Social Science. This class will explore the roots of violence including biological, psychological, social and anthropological aspects so that the student can deepen their understanding of the complexities of violence. The class will explore many dimensions of violence including warfare, domestic violence, political violence and religious violence comparing these across cultures around the world. The class will also explore ways to control and prevent various features of violence.
An overview of the principles, methods, and practice of research in the social sciences. The course will assist students in research design, case studies, conducting field research, analyzing and evaluating their research data, conducting needs assessment, program evaluation, and practice effectiveness.
Social Science. The Carroll College Archaeological Field School will introduce students to basic archaeological field methods and research design. The 2-week class is designed to train students in the fundamentals of archaeological excavation and survey techniques. Students should be prepared for full days of digging and/or hiking, sometimes in remote areas.
Independent study is open to junior and senior students only. At the time of application, a student must have earned a 3.0 cumulative grade point average. A student may register for no more than three (3) semester hours of independent study in any one term. In all cases, registration for independent study must be approved by the appropriate department chairperson and the Vice President for Academic Affairs.
The Capstone Project consists of individualized instruction through which students engage in advance anthropological research (cultural anthropology, physical anthropology or archaeology). The student may conduct original research in conjunction with Anthropology faculty or may review, compile and analyze existing research. A weekly meeting with supervising faculty is required.
The senior thesis is designed to encourage creative thinking and to stimulate individual research. A student may undertake a thesis in an area in which s/he has the necessary background. Ordinarily a thesis topic is chosen in the student's major or minor. It is also possible to choose an interdisciplinary topic. Interested students should decide upon a thesis topic as early as possible in the junior year so that adequate attention may be given to the project.
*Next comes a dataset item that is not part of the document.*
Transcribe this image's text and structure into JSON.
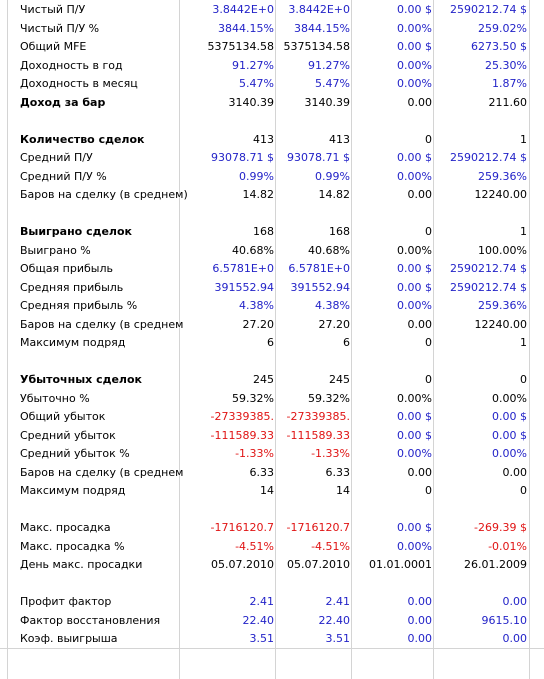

In order to be eligible to apply to write a thesis, a student must have achieved a cumulative grade point average of at least 3.25 based upon all courses attempted at Carroll College. The thesis committee consists of a director and two readers. The thesis director is a full-time Carroll College faculty member from the student's major discipline or approved by the department chair of the student's major. At least one reader must be from outside the student's major. The thesis director and the appropriate department chair must approve all readers. The thesis committee should assist and mentor the student during the entire project. For any projects involving human participants, each student and his or her director must follow the guidelines published by the Institutional Review Board (IRB). Students must submit a copy of their IRB approval letter with their thesis application. As part of the IRB approval process, each student and his or her director must also complete training by the National Cancer Institute Protection of Human Participants. The thesis is typically to be completed for three (3) credits in the discipline that best matches the content of the thesis. Departments with a designated thesis research/writing course may award credits differently with approval of the Curriculum Committee. If the thesis credits exceed the full-time tuition credit limit for students, the charge for additional credits will be waived. Applications and further information are available in the Registrar's Office.